Myla : ce que le récit ne disait pas

Auteur : Jules Kaizen | Editeur : Walt | Lundi, 31 Août 2026 - 14h54

Le 28 août 2026, une frappe russe a touché un dépôt de munitions à Myla, près de Kiev. Au moins 37 morts, une maison de retraite endommagée, plus de 370 évacués. Le lendemain, Volodymyr Zelensky reconnaît que des munitions étaient stockées près des habitations. Il ouvre une enquête pour négligence.

Le droit existait avant la guerre. Les faits le confirment. Le récit dominant ne l’avait pas lu.

La frappe

Le vendredi 28 août 2026, tard dans la soirée, un drone russe atteint un entrepôt de l’armée ukrainienne à Myla, dans le district de Bucha, à l’ouest de Kiev.

Le site stockait des obus, des mines et des drones. La frappe déclenche une détonation en chaîne. Le bilan provisoire s’élève à 37 morts.
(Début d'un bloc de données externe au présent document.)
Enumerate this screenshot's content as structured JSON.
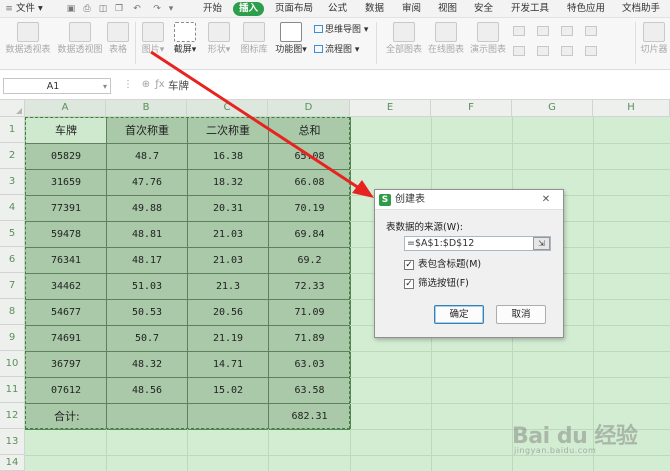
{
  "menu": {
    "file_label": "文件",
    "tabs": [
      "开始",
      "插入",
      "页面布局",
      "公式",
      "数据",
      "审阅",
      "视图",
      "安全",
      "开发工具",
      "特色应用",
      "文档助手"
    ],
    "active_tab_index": 1
  },
  "ribbon": {
    "pivot_table": "数据透视表",
    "pivot_view": "数据透视图",
    "table": "表格",
    "picture": "图片",
    "screenshot": "截屏",
    "shapes": "形状",
    "icon_lib": "图标库",
    "func_chart": "功能图",
    "mind_map": "思维导图",
    "flowchart": "流程图",
    "all_charts": "全部图表",
    "online_charts": "在线图表",
    "demo_charts": "演示图表",
    "slicer": "切片器"
  },
  "formula_bar": {
    "name_box": "A1",
    "content": "车牌"
  },
  "columns": [
    "A",
    "B",
    "C",
    "D",
    "E",
    "F",
    "G",
    "H"
  ],
  "rows": [
    "1",
    "2",
    "3",
    "4",
    "5",
    "6",
    "7",
    "8",
    "9",
    "10",
    "11",
    "12",
    "13",
    "14"
  ],
  "table": {
    "headers": [
      "车牌",
      "首次称重",
      "二次称重",
      "总和"
    ],
    "rows": [
      [
        "05829",
        "48.7",
        "16.38",
        "65.08"
      ],
      [
        "31659",
        "47.76",
        "18.32",
        "66.08"
      ],
      [
        "77391",
        "49.88",
        "20.31",
        "70.19"
      ],
      [
        "59478",
        "48.81",
        "21.03",
        "69.84"
      ],
      [
        "76341",
        "48.17",
        "21.03",
        "69.2"
      ],
      [
        "34462",
        "51.03",
        "21.3",
        "72.33"
      ],
      [
        "54677",
        "50.53",
        "20.56",
        "71.09"
      ],
      [
        "74691",
        "50.7",
        "21.19",
        "71.89"
      ],
      [
        "36797",
        "48.32",
        "14.71",
        "63.03"
      ],
      [
        "07612",
        "48.56",
        "15.02",
        "63.58"
      ]
    ],
    "total_label": "合计:",
    "total_value": "682.31"
  },
  "dialog": {
    "title": "创建表",
    "source_label": "表数据的来源(W):",
    "source_value": "=$A$1:$D$12",
    "has_headers_label": "表包含标题(M)",
    "has_headers_checked": true,
    "filter_label": "筛选按钮(F)",
    "filter_checked": true,
    "ok_label": "确定",
    "cancel_label": "取消"
  },
  "watermark": {
    "logo_text": "Bai du 经验",
    "url": "jingyan.baidu.com"
  },
  "colors": {
    "accent_green": "#2d9e4c",
    "selection_fill": "#d3edd3",
    "table_fill": "#a9c9a9",
    "arrow": "#e8231f"
  }
}
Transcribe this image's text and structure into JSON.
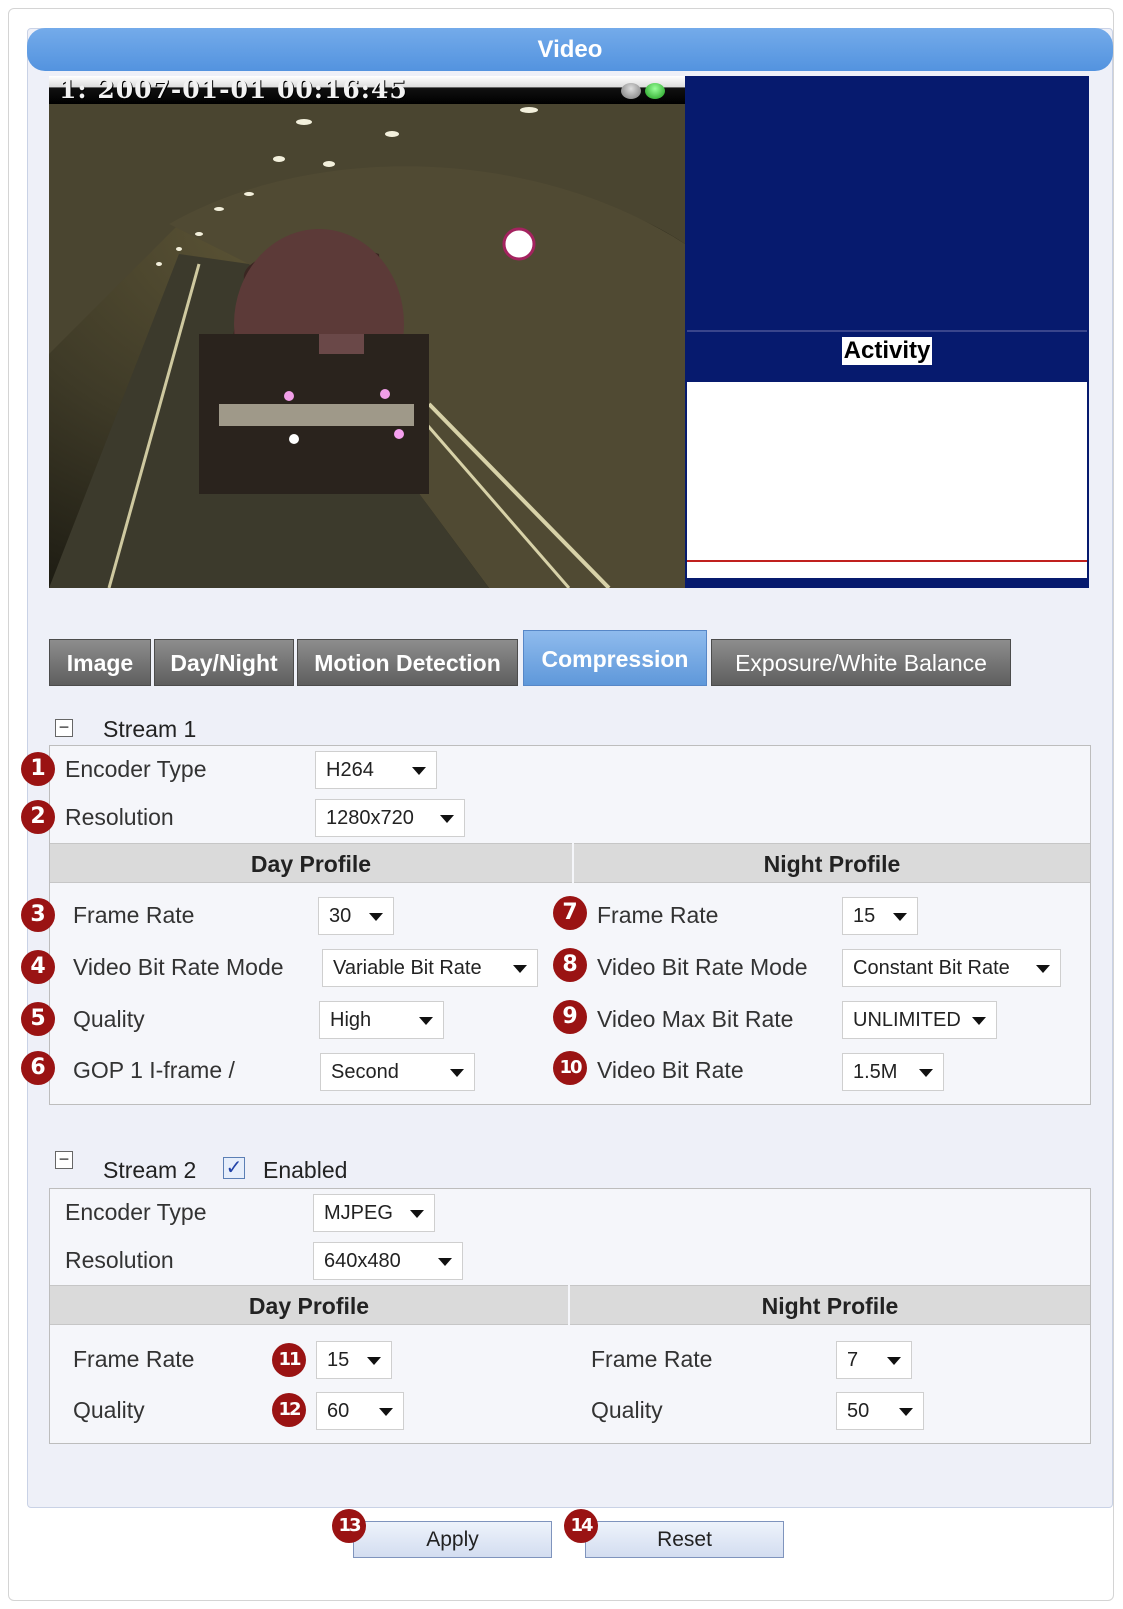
{
  "page": {
    "title": "Video"
  },
  "video": {
    "overlay": "1:  2007-01-01 00:16:45"
  },
  "activity": {
    "label": "Activity"
  },
  "tabs": [
    {
      "label": "Image"
    },
    {
      "label": "Day/Night"
    },
    {
      "label": "Motion Detection"
    },
    {
      "label": "Compression",
      "active": true
    },
    {
      "label": "Exposure/White Balance"
    }
  ],
  "stream1": {
    "title": "Stream 1",
    "encoder_type": {
      "label": "Encoder Type",
      "value": "H264"
    },
    "resolution": {
      "label": "Resolution",
      "value": "1280x720"
    },
    "day_header": "Day Profile",
    "night_header": "Night Profile",
    "day": {
      "frame_rate": {
        "label": "Frame Rate",
        "value": "30"
      },
      "bit_rate_mode": {
        "label": "Video Bit Rate Mode",
        "value": "Variable Bit Rate"
      },
      "quality": {
        "label": "Quality",
        "value": "High"
      },
      "gop": {
        "label": "GOP 1 I-frame /",
        "value": "Second"
      }
    },
    "night": {
      "frame_rate": {
        "label": "Frame Rate",
        "value": "15"
      },
      "bit_rate_mode": {
        "label": "Video Bit Rate Mode",
        "value": "Constant Bit Rate"
      },
      "max_bit_rate": {
        "label": "Video Max Bit Rate",
        "value": "UNLIMITED"
      },
      "bit_rate": {
        "label": "Video Bit Rate",
        "value": "1.5M"
      }
    }
  },
  "stream2": {
    "title": "Stream 2",
    "enabled_label": "Enabled",
    "enabled": true,
    "encoder_type": {
      "label": "Encoder Type",
      "value": "MJPEG"
    },
    "resolution": {
      "label": "Resolution",
      "value": "640x480"
    },
    "day_header": "Day Profile",
    "night_header": "Night Profile",
    "day": {
      "frame_rate": {
        "label": "Frame Rate",
        "value": "15"
      },
      "quality": {
        "label": "Quality",
        "value": "60"
      }
    },
    "night": {
      "frame_rate": {
        "label": "Frame Rate",
        "value": "7"
      },
      "quality": {
        "label": "Quality",
        "value": "50"
      }
    }
  },
  "badges": [
    "1",
    "2",
    "3",
    "4",
    "5",
    "6",
    "7",
    "8",
    "9",
    "10",
    "11",
    "12",
    "13",
    "14"
  ],
  "buttons": {
    "apply": "Apply",
    "reset": "Reset"
  },
  "colors": {
    "title_bar": "#5393df",
    "active_tab": "#5f98da",
    "badge": "#9a1313",
    "activity_bg": "#061a6e"
  }
}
Il est monté à 38 dans la journée du 30 août, avec 20 blessés et 4 disparus. Les autorités dénombrent 42 blessés, dont quatre enfants. Plus de 370 personnes ont été évacuées. Une maison de retraite pour personnes âgées et handicapées a été endommagée.

À Myla, le chef de la communauté voisine de Dmytrivka, Taras Didych, est mort en allant porter secours. Il n’a pas fui. Il est allé vers la fumée.

La tragédie n’a pas besoin de commentaire. Elle a besoin de visages.

Le droit

C’est ici que l’article prend sa force. Pas dans l’émotion. Dans le droit.

L’article 58 du Protocole additionnel I de Genève, adopté en 1977, pose une obligation. Le texte, publié par le Comité international de la Croix-Rouge, est explicite. Les parties au conflit doivent «éloigner du voisinage des objectifs militaires la population civile» et «éviter de placer des objectifs militaires à l’intérieur ou à proximité de zones fortement peuplées».

C’est l’obligation de protéger sa propre population. En stockant des munitions près des habitations, l’Ukraine n’a pas respecté cette obligation.

Le droit distingue aussi les cibles. Un site civil peut devenir un objectif militaire s’il contribue effectivement à l’action militaire. L’entrepôt de Myla, avec ses obus et ses drones, était une cible militaire légitime.

Reste la proportionnalité. Une attaque est licite si l’avantage militaire attendu l’emporte sur les dommages collatéraux. Nous ne tranchons pas. Nous posons le critère. Le lecteur voit les faits.

La reconnaissance

Le 29 août 2026, Volodymyr Zelensky s’exprime dans une allocution vidéo. La traduction française est la suivante : «Les munitions ne peuvent pas être stockées près des habitations ou d’autres zones résidentielles». Il parle de «négligence terrible de la part de ceux qui ont stocké des explosifs juste à côté des gens».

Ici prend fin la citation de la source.